Quel temps ravissant, mon petit homme, et quelle magnifique occasion de lancer le fameux proverbe : les jours se suivent et ne se ressemblent pas. Je ne suis pas assez riche d’imagination pour dédaigner l’esprit tout fait. Aussi, vous voyez avec quelle rapacité je me jette sur cette pauvre petite loque dont un chiffonnier de Paris ne voudrait pas dans sa hotte. Mais dans une île on esta moins délicat.
Malheureusement le cœur n’a pas la même philosophie que l’esprit et ne s’accommode pas aussi facilement de manquer de bonheur. Aussi, pour ne parler que d’aujourd’hui, je suis plus que triste de ne pas profiter de ce beau temps avec toi. Sans reproche, mon doux adoré, voilà bien longtempsb que tu ne m’as fait sortir car je n’appelle pas sortir la course plus ou moins rapide que je fais tous les soirs pour te reconduire malgré toi jusqu’à ta porte. Est-ce que tu n’as pas quelques regrets de me laisser toujours seule vis-à-vis moi-même, surtout quand le soleil sourit dans le ciel comme aujourd’hui. Je ne veux pas te tourmenter, encore moins te gronder, mon cher petit homme, car je pense que tu seras sorti avec ton petit Toto [6], ce qui est bien naturel. Dans la disposition d’esprit et de cœur où il se trouve, il est nécessaire de lui donner toutes les distractions possibles et celle de sortir avec toi et par ce temps charmant en est une des plus douces et des plus salutaires. Aussi, mon Victor adoré, je ne t’en veux pas. Je fais mieux, je t’approuve et je trouve une tendre consolation dans ma solitude à penser que ton pauvre enfant profite de mon sacrifice. J’espère que mon tour finira par venir, du moins dans l’autre monde. D’ici là, je t’aime avec plus que de l’amour. Je t’adore dans toute l’acception vénérable, sublime et divine du mot et je baise tes chers petits pieds avec dévotion.

Juliette

BnF, Mss, NAF 16373, f. 29-30
Transcription de Bénédicte Duthion assistée de Florence Naugrette et Gérard Pouchain

a) « on n’est ».
b) « long-temps ».

Notes

[1Adèle Hugo mère (1803-1868).

[2François-Victor Hugo (1828-1873).

[3À identifier.

[4Saint-Hélier : ville principale de l’île de Jersey et port que Victor Hugo, accompagné de son fils Charles et de Juliette, découvre à son arrivée le 5 août 1852. Adèle dans son Journal qualifie la ville de « bien située » et « propre. »

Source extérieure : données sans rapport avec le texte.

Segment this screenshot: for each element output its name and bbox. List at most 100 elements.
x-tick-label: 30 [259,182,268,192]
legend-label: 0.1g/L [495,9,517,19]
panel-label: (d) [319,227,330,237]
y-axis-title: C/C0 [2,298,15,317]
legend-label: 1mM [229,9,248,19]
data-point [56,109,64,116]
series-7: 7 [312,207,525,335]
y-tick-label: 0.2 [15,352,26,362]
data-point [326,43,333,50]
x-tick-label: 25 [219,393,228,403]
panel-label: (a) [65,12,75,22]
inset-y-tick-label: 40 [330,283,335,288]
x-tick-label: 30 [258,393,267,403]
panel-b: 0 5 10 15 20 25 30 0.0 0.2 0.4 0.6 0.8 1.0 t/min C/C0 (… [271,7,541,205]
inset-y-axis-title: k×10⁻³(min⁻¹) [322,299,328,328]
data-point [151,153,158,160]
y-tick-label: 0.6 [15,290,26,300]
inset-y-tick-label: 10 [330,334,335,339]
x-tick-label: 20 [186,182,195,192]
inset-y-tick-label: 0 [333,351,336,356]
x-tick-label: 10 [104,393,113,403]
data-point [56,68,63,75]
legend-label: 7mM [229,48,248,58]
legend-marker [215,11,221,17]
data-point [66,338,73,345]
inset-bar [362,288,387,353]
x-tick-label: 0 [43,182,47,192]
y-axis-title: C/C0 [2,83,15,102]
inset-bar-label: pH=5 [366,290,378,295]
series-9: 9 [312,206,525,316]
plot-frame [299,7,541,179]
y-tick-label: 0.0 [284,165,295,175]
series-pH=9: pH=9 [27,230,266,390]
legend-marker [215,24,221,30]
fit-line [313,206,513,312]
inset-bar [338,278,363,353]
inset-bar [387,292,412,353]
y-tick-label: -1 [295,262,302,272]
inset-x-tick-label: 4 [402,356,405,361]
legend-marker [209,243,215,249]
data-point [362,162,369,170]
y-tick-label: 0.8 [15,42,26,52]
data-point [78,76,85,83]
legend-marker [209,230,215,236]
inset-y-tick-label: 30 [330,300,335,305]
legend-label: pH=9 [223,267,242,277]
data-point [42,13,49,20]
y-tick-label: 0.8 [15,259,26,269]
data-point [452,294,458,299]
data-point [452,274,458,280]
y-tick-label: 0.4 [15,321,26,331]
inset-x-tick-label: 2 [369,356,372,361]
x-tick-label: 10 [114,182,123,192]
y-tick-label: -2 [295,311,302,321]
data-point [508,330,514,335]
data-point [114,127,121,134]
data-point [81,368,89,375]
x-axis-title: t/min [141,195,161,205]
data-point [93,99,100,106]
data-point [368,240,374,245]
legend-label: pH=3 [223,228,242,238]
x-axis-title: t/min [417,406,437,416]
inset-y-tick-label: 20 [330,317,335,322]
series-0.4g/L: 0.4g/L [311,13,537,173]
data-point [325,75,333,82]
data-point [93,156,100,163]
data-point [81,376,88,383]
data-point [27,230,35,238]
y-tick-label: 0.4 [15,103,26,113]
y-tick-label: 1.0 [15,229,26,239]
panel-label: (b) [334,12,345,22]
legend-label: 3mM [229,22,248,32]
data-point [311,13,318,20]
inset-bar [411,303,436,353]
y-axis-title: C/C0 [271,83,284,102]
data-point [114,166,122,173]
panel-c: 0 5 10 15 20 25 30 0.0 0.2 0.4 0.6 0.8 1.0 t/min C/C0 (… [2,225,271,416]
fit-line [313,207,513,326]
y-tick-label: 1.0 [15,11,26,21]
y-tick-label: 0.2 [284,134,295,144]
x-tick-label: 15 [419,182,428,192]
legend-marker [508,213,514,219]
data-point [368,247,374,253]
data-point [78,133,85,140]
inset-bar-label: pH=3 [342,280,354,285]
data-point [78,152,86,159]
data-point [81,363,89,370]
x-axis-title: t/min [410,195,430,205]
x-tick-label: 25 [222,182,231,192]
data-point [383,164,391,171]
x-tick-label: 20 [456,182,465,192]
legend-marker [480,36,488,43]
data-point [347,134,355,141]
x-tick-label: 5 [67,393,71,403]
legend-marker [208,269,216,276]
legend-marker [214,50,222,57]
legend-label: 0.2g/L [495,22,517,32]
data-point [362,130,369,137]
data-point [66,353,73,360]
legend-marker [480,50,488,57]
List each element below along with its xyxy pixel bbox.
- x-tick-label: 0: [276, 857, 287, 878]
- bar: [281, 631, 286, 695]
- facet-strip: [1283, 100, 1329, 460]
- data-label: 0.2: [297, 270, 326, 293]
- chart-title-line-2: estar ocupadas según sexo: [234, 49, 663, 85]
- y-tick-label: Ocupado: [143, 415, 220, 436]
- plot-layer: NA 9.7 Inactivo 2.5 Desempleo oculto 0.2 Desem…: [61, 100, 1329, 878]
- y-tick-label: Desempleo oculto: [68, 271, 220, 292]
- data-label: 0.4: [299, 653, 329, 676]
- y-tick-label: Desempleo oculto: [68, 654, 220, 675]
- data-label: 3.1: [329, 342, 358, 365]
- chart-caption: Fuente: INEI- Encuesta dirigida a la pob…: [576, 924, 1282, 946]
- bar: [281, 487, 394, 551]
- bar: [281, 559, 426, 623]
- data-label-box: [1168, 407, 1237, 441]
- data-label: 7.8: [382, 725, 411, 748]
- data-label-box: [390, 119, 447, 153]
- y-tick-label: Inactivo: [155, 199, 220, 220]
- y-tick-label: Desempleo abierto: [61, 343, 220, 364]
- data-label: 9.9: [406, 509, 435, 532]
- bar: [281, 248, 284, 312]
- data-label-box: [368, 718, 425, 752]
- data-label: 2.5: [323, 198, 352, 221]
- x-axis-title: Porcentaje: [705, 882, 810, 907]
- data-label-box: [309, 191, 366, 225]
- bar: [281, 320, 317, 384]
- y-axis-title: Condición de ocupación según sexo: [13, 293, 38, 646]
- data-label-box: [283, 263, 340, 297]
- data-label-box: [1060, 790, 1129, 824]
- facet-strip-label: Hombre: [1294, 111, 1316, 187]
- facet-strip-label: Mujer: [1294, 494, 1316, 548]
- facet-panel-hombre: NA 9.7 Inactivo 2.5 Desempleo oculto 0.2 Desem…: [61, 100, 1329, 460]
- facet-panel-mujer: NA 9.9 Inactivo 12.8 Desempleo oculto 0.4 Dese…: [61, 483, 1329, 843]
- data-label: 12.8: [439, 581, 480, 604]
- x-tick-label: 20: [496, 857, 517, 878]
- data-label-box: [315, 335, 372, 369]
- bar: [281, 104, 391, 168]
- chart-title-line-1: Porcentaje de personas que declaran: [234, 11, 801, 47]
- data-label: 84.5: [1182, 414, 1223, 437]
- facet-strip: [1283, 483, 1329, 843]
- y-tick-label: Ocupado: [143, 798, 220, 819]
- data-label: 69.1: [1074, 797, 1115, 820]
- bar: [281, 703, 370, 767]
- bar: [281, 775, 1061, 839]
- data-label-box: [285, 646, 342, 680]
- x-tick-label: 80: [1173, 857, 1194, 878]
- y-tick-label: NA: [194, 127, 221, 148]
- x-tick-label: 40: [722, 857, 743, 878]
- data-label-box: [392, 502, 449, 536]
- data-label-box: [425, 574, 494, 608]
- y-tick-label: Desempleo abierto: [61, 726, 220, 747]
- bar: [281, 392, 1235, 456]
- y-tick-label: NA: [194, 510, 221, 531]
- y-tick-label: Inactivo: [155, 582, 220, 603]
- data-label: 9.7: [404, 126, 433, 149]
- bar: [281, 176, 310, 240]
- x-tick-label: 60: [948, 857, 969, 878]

[5Propriétaire de Nelson Hall, autrement dénommé Nelson Cottage, où Juliette emménage le 12 août 1852 : « la maison dont j’habite le premier étage est située au midi ; la vue embrasse depuis la batterie du fort régent à droite jusqu’aux rochers de Saint-Clément à gauche », Gérard Pouchain, Robert Sabourin, Juliette ou la dépaysée, Éd. Fayard, 1992, p. 272. Le loyer s’élève à 8 shillings par semaine. L’alcoolisme et le caractère violent du propriétaire comme de sa femme contraignent Juliette à déménager une seconde fois. Le 7 février 1853 elle s’installe « encore au premier étage, au-dessus d’une auberge, le Green Pigeon, appartenant à un certain Richard Landhatherland qu’elle appellera Inn Richland. » Gérard Pouchain, Robert Sabourin, ibid. p. 274.